NEURAL REGENERATION RESEARCH

SHENYANG EDITORIAL DEPT NEURAL REGENERATION RES

Año: 2019 vol. 14 p. 762 - 766

1673-5374

Neurons are largely polarized cells that have a unique single long process called axon and multiple minor processes, with different shape, functions and composition. Polarity occurs early in neuronal development and is maintained by complex subcellular mechanisms throughout cell life. A defined and controlled temporal sequence of cellular and molecular events strictly regulates the formation of the axon and dendrites from a non-polarized cell. This event is critical for an adequate neuronal wiring and therefore for the normal functioning of the nervous system. The neuronal polarity is very sensitive to the harmful effect of the different factors present in the environment. Rotenone is a crystalline, colorless and odorless isoflavone used as insecticide, piscicide and broad spectrum pesticide.

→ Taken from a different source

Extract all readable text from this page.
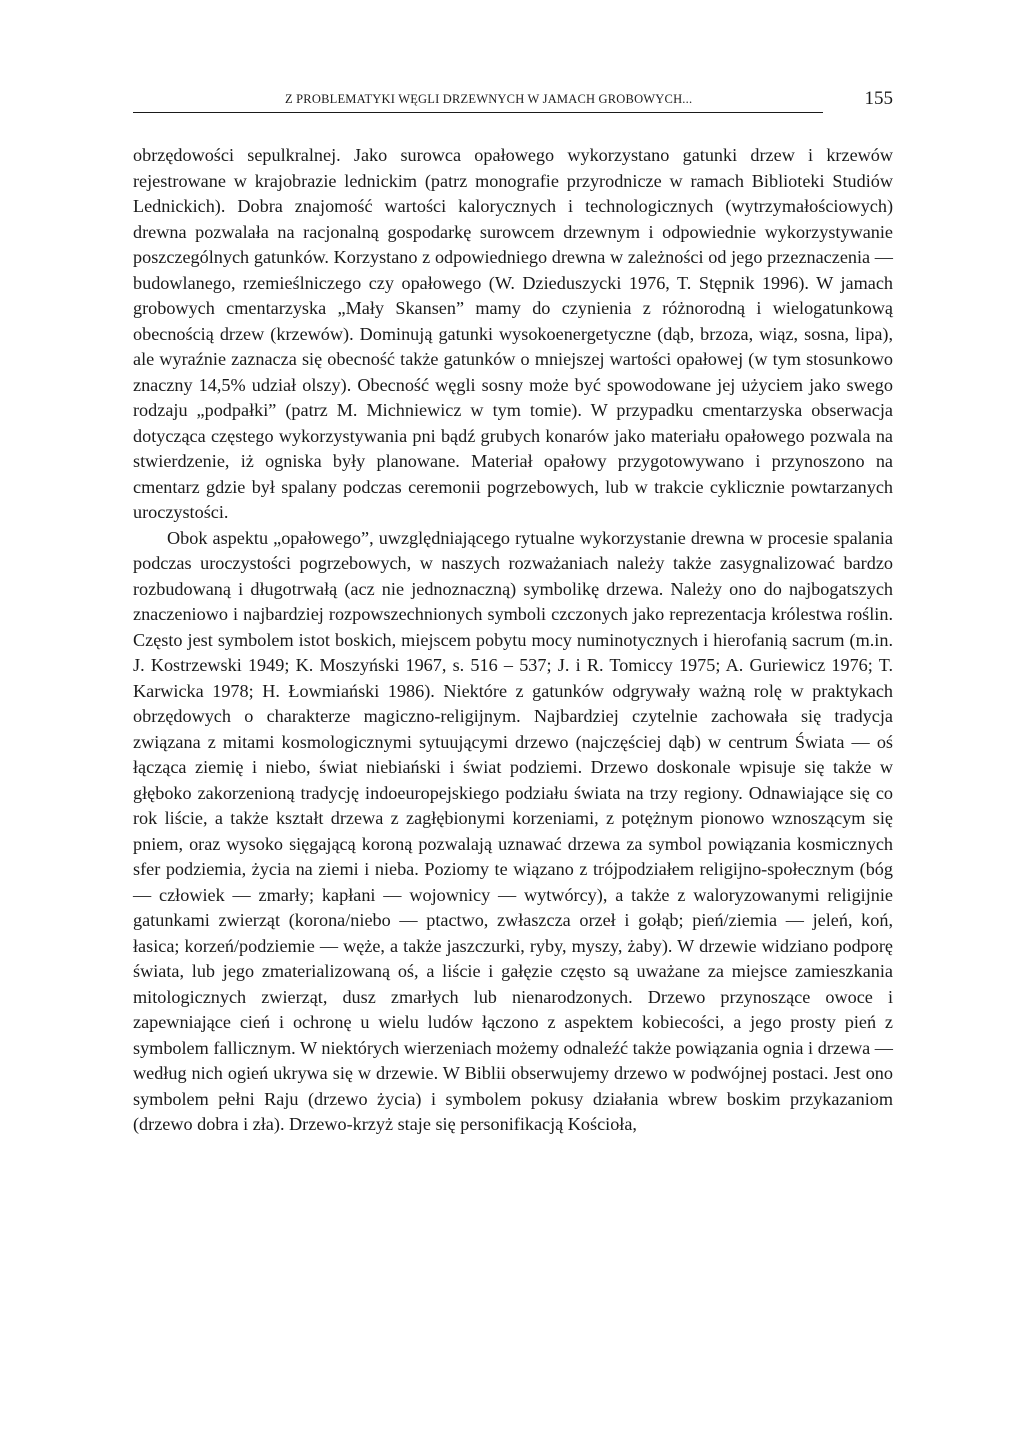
Z PROBLEMATYKI WĘGLI DRZEWNYCH W JAMACH GROBOWYCH...	155

obrzędowości sepulkralnej. Jako surowca opałowego wykorzystano gatunki drzew i krzewów rejestrowane w krajobrazie lednickim (patrz monografie przyrodnicze w ramach Biblioteki Studiów Lednickich). Dobra znajomość wartości kalorycznych i technologicznych (wytrzymałościowych) drewna pozwalała na racjonalną gospodarkę surowcem drzewnym i odpowiednie wykorzystywanie poszczególnych gatunków. Korzystano z odpowiedniego drewna w zależności od jego przeznaczenia — budowlanego, rzemieślniczego czy opałowego (W. Dzieduszycki 1976, T. Stępnik 1996). W jamach grobowych cmentarzyska „Mały Skansen” mamy do czynienia z różnorodną i wielogatunkową obecnością drzew (krzewów). Dominują gatunki wysokoenergetyczne (dąb, brzoza, wiąz, sosna, lipa), ale wyraźnie zaznacza się obecność także gatunków o mniejszej wartości opałowej (w tym stosunkowo znaczny 14,5% udział olszy). Obecność węgli sosny może być spowodowane jej użyciem jako swego rodzaju „podpałki” (patrz M. Michniewicz w tym tomie). W przypadku cmentarzyska obserwacja dotycząca częstego wykorzystywania pni bądź grubych konarów jako materiału opałowego pozwala na stwierdzenie, iż ogniska były planowane. Materiał opałowy przygotowywano i przynoszono na cmentarz gdzie był spalany podczas ceremonii pogrzebowych, lub w trakcie cyklicznie powtarzanych uroczystości.

Obok aspektu „opałowego”, uwzględniającego rytualne wykorzystanie drewna w procesie spalania podczas uroczystości pogrzebowych, w naszych rozważaniach należy także zasygnalizować bardzo rozbudowaną i długotrwałą (acz nie jednoznaczną) symbolikę drzewa. Należy ono do najbogatszych znaczeniowo i najbardziej rozpowszechnionych symboli czczonych jako reprezentacja królestwa roślin. Często jest symbolem istot boskich, miejscem pobytu mocy numinotycznych i hierofanią sacrum (m.in. J. Kostrzewski 1949; K. Moszyński 1967, s. 516 – 537; J. i R. Tomiccy 1975; A. Guriewicz 1976; T. Karwicka 1978; H. Łowmiański 1986). Niektóre z gatunków odgrywały ważną rolę w praktykach obrzędowych o charakterze magiczno-religijnym. Najbardziej czytelnie zachowała się tradycja związana z mitami kosmologicznymi sytuującymi drzewo (najczęściej dąb) w centrum Świata — oś łącząca ziemię i niebo, świat niebiański i świat podziemi. Drzewo doskonale wpisuje się także w głęboko zakorzenioną tradycję indoeuropejskiego podziału świata na trzy regiony. Odnawiające się co rok liście, a także kształt drzewa z zagłębionymi korzeniami, z potężnym pionowo wznoszącym się pniem, oraz wysoko sięgającą koroną pozwalają uznawać drzewa za symbol powiązania kosmicznych sfer podziemia, życia na ziemi i nieba. Poziomy te wiązano z trójpodziałem religijno-społecznym (bóg — człowiek — zmarły; kapłani — wojownicy — wytwórcy), a także z waloryzowanymi religijnie gatunkami zwierząt (korona/niebo — ptactwo, zwłaszcza orzeł i gołąb; pień/ziemia — jeleń, koń, łasica; korzeń/podziemie — węże, a także jaszczurki, ryby, myszy, żaby). W drzewie widziano podporę świata, lub jego zmaterializowaną oś, a liście i gałęzie często są uważane za miejsce zamieszkania mitologicznych zwierząt, dusz zmarłych lub nienarodzonych. Drzewo przynoszące owoce i zapewniające cień i ochronę u wielu ludów łączono z aspektem kobiecości, a jego prosty pień z symbolem fallicznym. W niektórych wierzeniach możemy odnaleźć także powiązania ognia i drzewa — według nich ogień ukrywa się w drzewie. W Biblii obserwujemy drzewo w podwójnej postaci. Jest ono symbolem pełni Raju (drzewo życia) i symbolem pokusy działania wbrew boskim przykazaniom (drzewo dobra i zła). Drzewo-krzyż staje się personifikacją Kościoła,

In the present review we will summarize the toxicity mechanism caused by this pesticide in different neuronal cell types and we expand on a particular biological mechanism whereby rotenone could cause an inhibition of neuronal polarity in cultured hippocampal neurons. Recent advances suggest that the inhibition of axonogenesis produced by rotenone could be related with its effect on microtubule dynamics, the actin cytoskeleton and the activity of its regulatory pathways, particularly that of the small RhoGTPase, RhoA. We consider that learning about the mechanism by which rotenone produces neurotoxicity will allow us to advance in the knowledge of the cellular mechanisms involved in neurodegenerative diseases influenced by this environmental pollutant, and eventually the design of new therapeutic strategies.